This means war, but are we prepared for cyber warriors?Published In: Intelligent Utility Magazine Summer 2015
Co-Author:
Marvin T. Griff
Cyber thieves take personal and financial data.
Cyber pirates steal industrial and commercial
intellectual property. But the cyber attacks
that threaten to destroy or disarm critical
infrastructure systems like the electric grid
are true declarations of war. Pernicious cyber
warriors seek to undermine society's sense of
security and its standard of living. A survey
conducted by McAfee and the Center for Strategic
and International Studies reveals that 80
percent of critical infrastructure providers
have faced threats ranging from
denial-of-service attacks (flooding servers with
hits that overwhelm servers or locking out
users), to extortion and advanced persistent
attacks. While physical attacks on the grid are
likely to be geographically limited, the
potential harm and economic dislocation from
just a few cyber warriors can rapidly cascade
across a broad geographic area that could be
catastrophic. The nation's highly interconnected
bulk power system makes it a prime target for
those hoping to inflict significant physical
damage and economic destruction. In 2003, when
the Northeast U.S. and part of Canada was
blacked-out, it cost the economies of both
countries between $7 and $14 billion-despite the
industry's quick action to restore power. The
threat that cyber warriors pose to the nation
make this a critical public policy priority.

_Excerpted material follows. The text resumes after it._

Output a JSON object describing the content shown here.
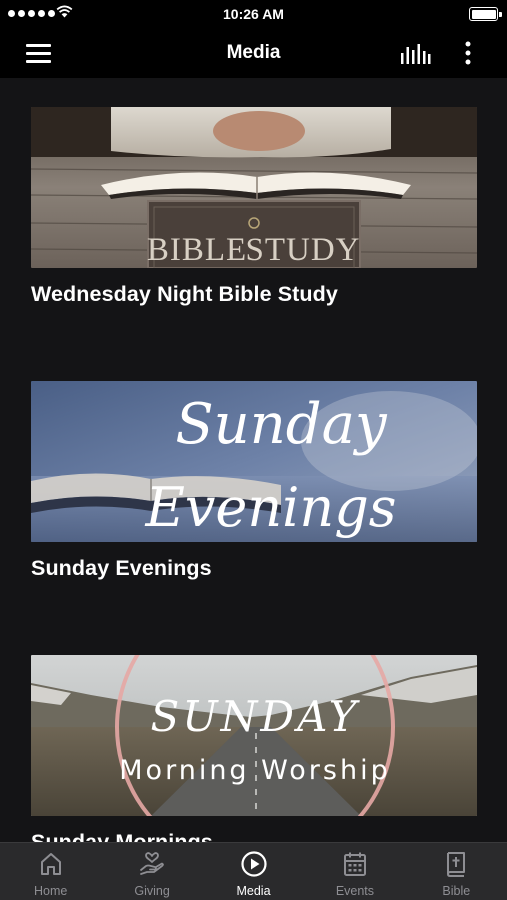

The grid as a potential casualty
Grid modernization generally means greater
digital control and greater integration. With
the advantages of improved dispatch of power
over greater distances and smarter, self-healing
power networks, come more sophisticated and
multidimensional cyber risks.
Even before cyber attacks featured so
prominently as a public policy challenge, the
electric industry and federal government began
addressing the security of the grid outside the
legislative process. Collaboration between the
White House and agencies of the executive branch
first became institutionalized after 9/11
through the National Infrastructure Advisory
Council. Electric utilities brought together
public policy experts and private sector
technical expertise to assess cyber readiness in
the electric industry.
Today, only critical electric infrastructure is
subject to mandatory and enforceable
cybersecurity standards because Congress
recognized the gravity of the threat. Following
the enactment of the Energy Policy Act of 2005,
the North American Electric Reliability
Corporation developed Critical Infrastructure
Protection, or CIP, cybersecurity reliability
standards that the Federal Energy Regulatory
Commission subsequently approved in 2008. The
Energy Independence and Security Act of 2007
gave FERC and the National Institute of
Standards and Technology responsibilities
related to coordinating the development and
adoption of smart grid guidelines and standards
so that this new information technology can be
incorporated safely into grid operations.

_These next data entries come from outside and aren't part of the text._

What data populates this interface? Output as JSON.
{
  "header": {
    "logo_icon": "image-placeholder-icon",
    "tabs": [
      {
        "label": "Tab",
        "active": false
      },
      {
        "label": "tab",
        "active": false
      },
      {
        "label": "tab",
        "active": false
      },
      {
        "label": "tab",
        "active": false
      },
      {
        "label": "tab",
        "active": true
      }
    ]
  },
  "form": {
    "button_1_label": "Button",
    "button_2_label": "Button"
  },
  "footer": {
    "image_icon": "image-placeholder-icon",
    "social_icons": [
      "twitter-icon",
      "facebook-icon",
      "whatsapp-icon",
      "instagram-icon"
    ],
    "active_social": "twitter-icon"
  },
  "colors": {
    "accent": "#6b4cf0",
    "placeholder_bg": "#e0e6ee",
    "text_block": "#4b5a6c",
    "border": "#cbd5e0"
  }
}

Timely access to information is key to the
grid's defense. Without this, defeating the
cyber warriors will be impossible. Few electric
industry employees presently have the national
security clearances needed to access information
that could strengthen grid protections. Analysts
often find tips from the FBI or the Department
of Homeland Security too late and vague to help
counter cyber attacks. This is often
attributable to the "classification" of
government information. Legal roadblocks can
also prevent electric utilities from sharing
information with each other and with the
government.
Close coordination is also required to meet
cyber warriors at the threshold. Utilities are
not in the law enforcement or intelligence
gathering business, and most government agencies
(with some exceptions) cannot master grid
operation. And, it can be expected that
emergencies may quickly scramble all but the
most hardened lines of communication.
Congress to the rescue?
With recent high-profile cyber breaches at Sony
and health insurer Anthem Inc., the time may be
ripe for new national cyber legislation and
fresh initiatives to combat cyber threats that
can benefit the electric industry.
The president last month called on Congress to
pass legislation promoting greater information
sharing between the government and the private
sector, and announced the creation of the Cyber
Threat Intelligence Integration Center, or
CTIIC, to coordinate real-time analyses of cyber
threats between governmental agencies and the
private sector. The president wants companies
and industries to set up information sharing and
analysis center hubs to exchange information
rapidly with each other. A common set of
standards is supposed to be developed, including
protections for privacy and civil liberties, so
that the government can share threat
information. One obvious question is whether
this sharing of information itself could become
vulnerable.
Members of the 114th Congress, not to be
outdone, introduced nine cybersecurity bills in
their first six weeks in legislative session.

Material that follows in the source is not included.